Filming was stopped for a year on the abysmal Cast Away, so that Tom Hanks could grow that disturbing beard and get (relatively) skinny. Most directors would welcome the time off, but Zemeckis actually made another film while he was waiting - What Lies Beneath was completed during this off time. Funnily enough, it's miles better than the film he took lots of time with...

The film gets darker as it goes along - as the tone gets more serious, the lighting gets gradually darker and more shadowy, and the weather changes from summer to autumn, eventually ending up in snow. The walls of the house were even repainted darker to match the growing unease and darkness.

The Witches of Eastwick also starred Pfeiffer, and both films involve spells using hair. She plays the cello in What Lies Beneath, and Susan Sarandon plays the same instrument in Eastwick. (Originally I stated that Pfeiffer played it in both films - thanks to FelonyMPulse for spotting the error and pointing it out to me - I thought the IMDB was wrong, but on closer examination, it is correct, I just originally read it wrong. Doh! Thanks to Vorbis for letting me know, also apologies for the misrepresentation - Vorbis wrote the excellent IMDB entry, and I need to read things more carefully...)

Faces - the face of the murdered woman appears many times, sometimes obviously (the bath scene as mentioned above), sometimes very subtly (the lake, the bath water, the mirror). In the red dress seduction scene, Pfeiffer's face very briefly morphs into that of the dead girl, including the eyes (I didn't spot this until the third or fourth viewing). Also, in the last scene, just before the fade out, you can see her face in the snow. There might be others, I haven't caught them yet.

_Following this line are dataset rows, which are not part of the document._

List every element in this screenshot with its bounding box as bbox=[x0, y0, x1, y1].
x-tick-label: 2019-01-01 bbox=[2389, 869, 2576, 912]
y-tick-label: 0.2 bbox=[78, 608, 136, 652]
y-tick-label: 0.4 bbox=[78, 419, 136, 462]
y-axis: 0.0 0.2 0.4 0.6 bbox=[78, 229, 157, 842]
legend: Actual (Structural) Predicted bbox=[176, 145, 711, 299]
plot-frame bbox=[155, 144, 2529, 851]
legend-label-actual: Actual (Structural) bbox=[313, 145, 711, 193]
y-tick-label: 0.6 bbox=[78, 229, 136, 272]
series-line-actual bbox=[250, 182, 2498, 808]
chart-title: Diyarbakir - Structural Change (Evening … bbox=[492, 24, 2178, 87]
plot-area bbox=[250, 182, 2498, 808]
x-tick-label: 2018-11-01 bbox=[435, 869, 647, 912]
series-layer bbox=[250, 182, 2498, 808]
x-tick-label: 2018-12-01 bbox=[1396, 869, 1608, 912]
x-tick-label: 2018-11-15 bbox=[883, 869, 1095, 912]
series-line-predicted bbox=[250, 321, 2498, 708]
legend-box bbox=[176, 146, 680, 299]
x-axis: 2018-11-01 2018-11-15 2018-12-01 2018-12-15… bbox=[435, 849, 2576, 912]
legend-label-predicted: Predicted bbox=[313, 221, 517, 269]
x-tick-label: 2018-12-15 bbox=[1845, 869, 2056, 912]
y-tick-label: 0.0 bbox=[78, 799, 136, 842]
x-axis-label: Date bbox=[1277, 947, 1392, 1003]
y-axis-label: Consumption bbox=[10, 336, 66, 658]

The house set was designed so that any part of it could be dismantled and removed, to squeeze the camera anywhere they could. For a scene in the small bathroom where a character walks towards the bath, the bathroom was specially lengthened so that it would take a long time to walk the distance. Other dimensions were altered so as to increase the tension where necessary.

An E.T. toy can be seen on top of the cupboard when Pfeiffer is sorting out her screen daughter's clothes. Melissa Mathison, who wrote and produced E.T., was married to Harrison Ford (until he got his earring and started going out with young actresses, that is).

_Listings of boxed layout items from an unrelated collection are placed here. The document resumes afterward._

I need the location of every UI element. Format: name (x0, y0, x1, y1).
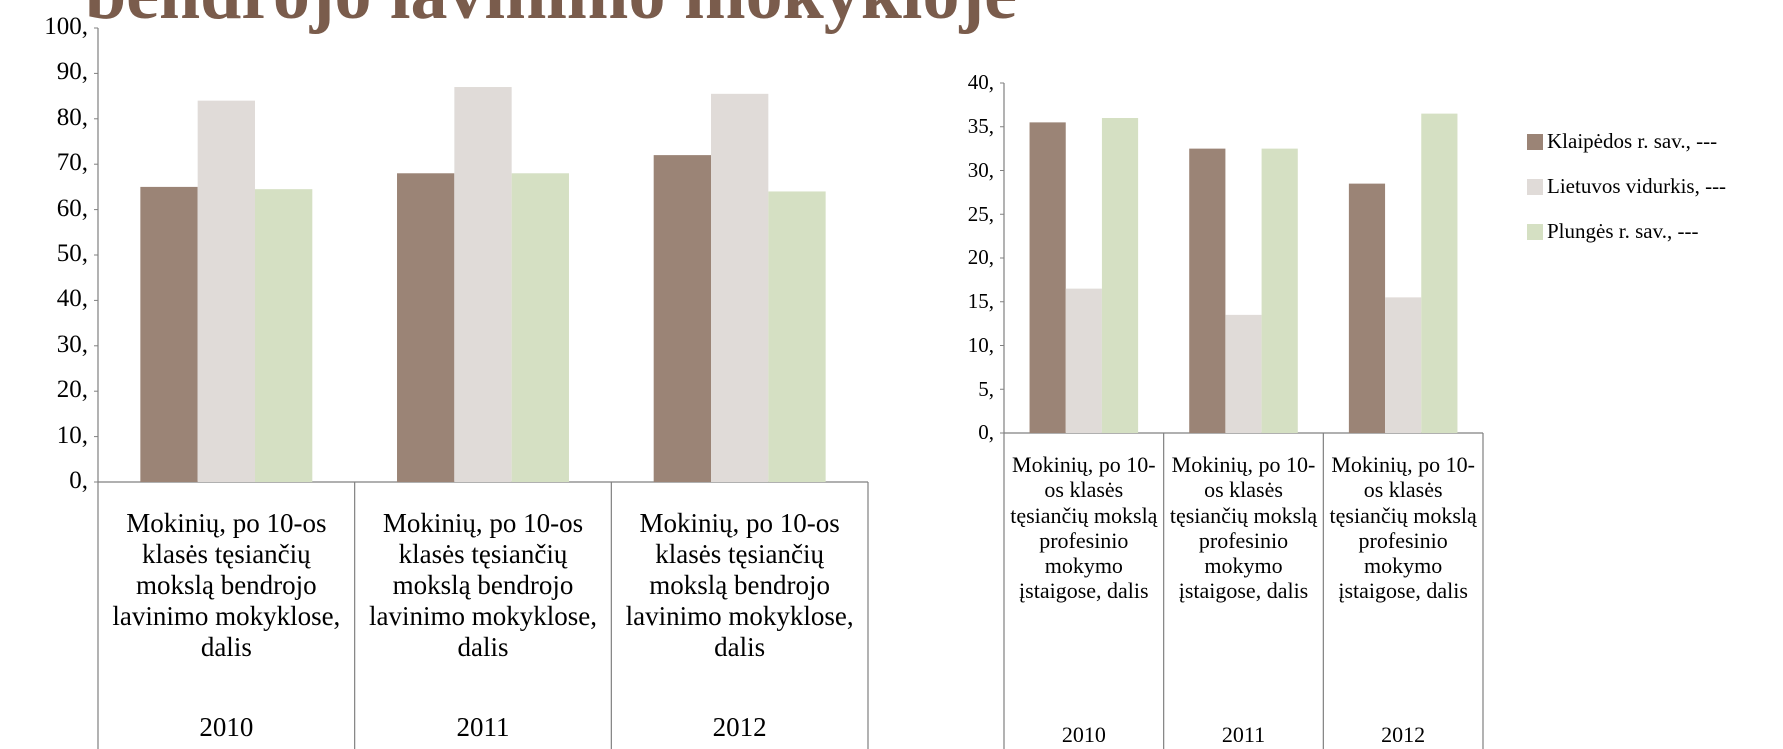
bar (653, 155, 712, 482)
legend-label: Lietuvos vidurkis, --- (1547, 174, 1727, 198)
year-label: 2010 (1061, 722, 1106, 747)
bar (1101, 118, 1139, 433)
y-tick-label: 10, (967, 332, 994, 357)
y-tick-label: 60, (56, 194, 88, 222)
year-label: 2011 (1221, 722, 1266, 747)
bar (1348, 183, 1386, 433)
y-tick-label: 90, (56, 58, 88, 86)
y-tick-label: 20, (56, 376, 88, 404)
year-label: 2012 (1381, 722, 1426, 747)
year-label: 2012 (712, 712, 767, 742)
x-tick-label: Mokinių, po 10-os klasės tęsiančių moksl… (112, 508, 341, 663)
bar (397, 173, 455, 482)
legend-swatch (1527, 179, 1543, 195)
y-tick-label: 25, (967, 201, 994, 226)
x-tick-label: Mokinių, po 10-os klasės tęsiančių moksl… (368, 508, 597, 663)
bar (454, 87, 512, 483)
bar (1029, 122, 1066, 433)
y-tick-label: 40, (967, 70, 994, 95)
x-tick-label: Mokinių, po 10-os klasės tęsiančių moksl… (1169, 452, 1318, 604)
legend-swatch (1527, 224, 1543, 240)
bar (197, 100, 255, 482)
bar (1225, 314, 1262, 433)
y-tick-label: 30, (56, 330, 88, 358)
bar (711, 93, 769, 482)
y-tick-label: 0, (978, 420, 994, 445)
y-tick-label: 30, (967, 157, 994, 182)
x-tick-label: Mokinių, po 10-os klasės tęsiančių moksl… (625, 508, 854, 663)
bar (1385, 297, 1422, 433)
y-tick-label: 40, (56, 285, 88, 313)
y-tick-label: 50, (56, 240, 88, 267)
y-tick-label: 20, (967, 245, 994, 270)
bar (1261, 148, 1298, 433)
bar (1189, 148, 1226, 433)
y-tick-label: 5, (978, 376, 994, 401)
bar (254, 189, 313, 483)
year-label: 2010 (199, 712, 254, 742)
year-label: 2011 (456, 712, 510, 742)
x-tick-label: Mokinių, po 10-os klasės tęsiančių moksl… (1010, 452, 1158, 604)
bar (1421, 113, 1458, 433)
bar (1065, 288, 1102, 433)
x-tick-label: Mokinių, po 10-os klasės tęsiančių moksl… (1329, 452, 1477, 604)
chart-title: bendrojo lavinimo mokykloje (85, 0, 1017, 37)
bar (768, 191, 826, 482)
y-tick-label: 0, (69, 467, 88, 494)
legend-swatch (1527, 134, 1543, 150)
bar (140, 186, 198, 482)
bar (511, 173, 569, 482)
legend-label: Plungės r. sav., --- (1547, 219, 1699, 243)
legend-label: Klaipėdos r. sav., --- (1547, 129, 1718, 153)
y-tick-label: 35, (967, 114, 994, 139)
y-tick-label: 80, (56, 103, 88, 131)
y-tick-label: 15, (967, 289, 994, 314)
y-tick-label: 10, (56, 421, 88, 449)
y-tick-label: 100, (44, 13, 88, 40)
y-tick-label: 70, (56, 149, 88, 177)
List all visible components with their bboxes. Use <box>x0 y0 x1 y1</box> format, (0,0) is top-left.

Hitchcock References/Coincidences: Rear Window - Claire watches her sinister neighbour, and suspects him of murdering his wife - James Stewart did the same. In both cases, nobody believed them, and it turned out that they were wrong. Psycho - both films feature the shower curtain being pulled off the rail. James Remar, who plays the sinister husband next door, played the patrolman in the loathsome remake of Psycho in 1998. Diana Scarwid, who plays Pfeiffer's best friend, played Maureen Coyle in Psycho 3.

*Jumpy bits - the parts of a film specifically designed to make you jump, wet yourself, and shout "booyah!" in a crowded cinema.

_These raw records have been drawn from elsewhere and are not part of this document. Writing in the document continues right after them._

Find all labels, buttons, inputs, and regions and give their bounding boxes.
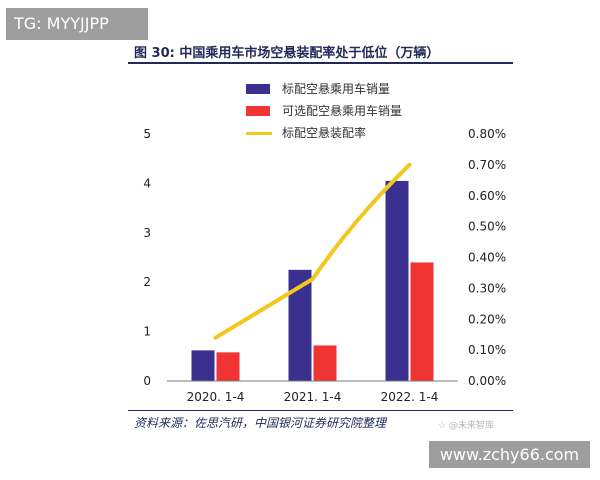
legend-swatch-optional (246, 106, 270, 116)
bar-standard (288, 269, 312, 381)
y2-tick-label: 0.80% (468, 127, 506, 141)
small-watermark: ☆ @未来智库 (438, 421, 494, 431)
y-tick-label: 3 (143, 226, 151, 240)
y2-tick-label: 0.70% (468, 158, 506, 172)
x-tick-label: 2021. 1-4 (284, 390, 342, 404)
source-note: 资料来源：佐思汽研，中国银河证券研究院整理 (134, 416, 387, 430)
y-tick-label: 2 (143, 275, 151, 289)
figure-title: 图 30: 中国乘用车市场空悬装配率处于低位（万辆） (134, 46, 440, 61)
bar-optional (410, 262, 434, 381)
y-tick-label: 1 (143, 325, 151, 339)
y-tick-label: 5 (143, 127, 151, 141)
y2-tick-label: 0.10% (468, 343, 506, 357)
y-tick-label: 4 (143, 176, 151, 190)
y2-tick-label: 0.20% (468, 312, 506, 326)
site-watermark-badge: www.zchy66.com (429, 441, 590, 468)
x-tick-label: 2022. 1-4 (381, 390, 439, 404)
legend-label-optional: 可选配空悬乘用车销量 (282, 104, 403, 118)
title-divider (128, 62, 513, 64)
x-tick-label: 2020. 1-4 (187, 390, 245, 404)
y-tick-label: 0 (143, 374, 151, 388)
rate-line (213, 162, 412, 340)
bar-optional (216, 352, 240, 381)
bar-standard (191, 350, 215, 381)
y2-tick-label: 0.40% (468, 251, 506, 265)
y2-tick-label: 0.30% (468, 281, 506, 295)
y2-tick-label: 0.60% (468, 189, 506, 203)
bar-optional (313, 345, 337, 381)
tg-watermark-badge: TG: MYYJJPP (6, 8, 148, 40)
legend-swatch-standard (246, 84, 270, 94)
legend-label-standard: 标配空悬乘用车销量 (282, 82, 391, 96)
bar-standard (385, 180, 409, 381)
legend-label-rate: 标配空悬装配率 (282, 126, 367, 140)
legend-line-rate (246, 132, 272, 135)
source-divider (128, 410, 513, 411)
y2-tick-label: 0.00% (468, 374, 506, 388)
y2-tick-label: 0.50% (468, 220, 506, 234)
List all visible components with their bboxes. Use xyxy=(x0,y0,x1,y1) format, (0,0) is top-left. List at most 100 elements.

In response to wonko's point about the neighbours subplot: This is called a red herring. These exist to fool you into thinking that you know what is going to happen. The writer didn't "get tired" of this story strand, it was planned that way all along. This is a common horror/thriller trick. If you don't like or watch horror movies, then you probably won't appreciate this type of thing. And it's not suddenly dropped without warning, it is neatly tied up and concluded. Thank you.

Cast and Witches of Eastwick trivia from the IMDB, other trivia culled from various sources, interviews, etc. No information at all came from the incredibly dull commentary on the Region 1 DVD, except for the fact that all the actors involved are "marvellous". Please, directors: if you're going to bother doing a commentary, we want you to point out shit to us, tell us that the man in the food shop was your uncle Bertie, that hand holding the knife was actually the guy who wrote the script because the actor was off sick that day, etc etc. William Friedkin's commentary on The Exorcist is a perfect example, he never shuts up and is full of interesting trivia. Rant ends.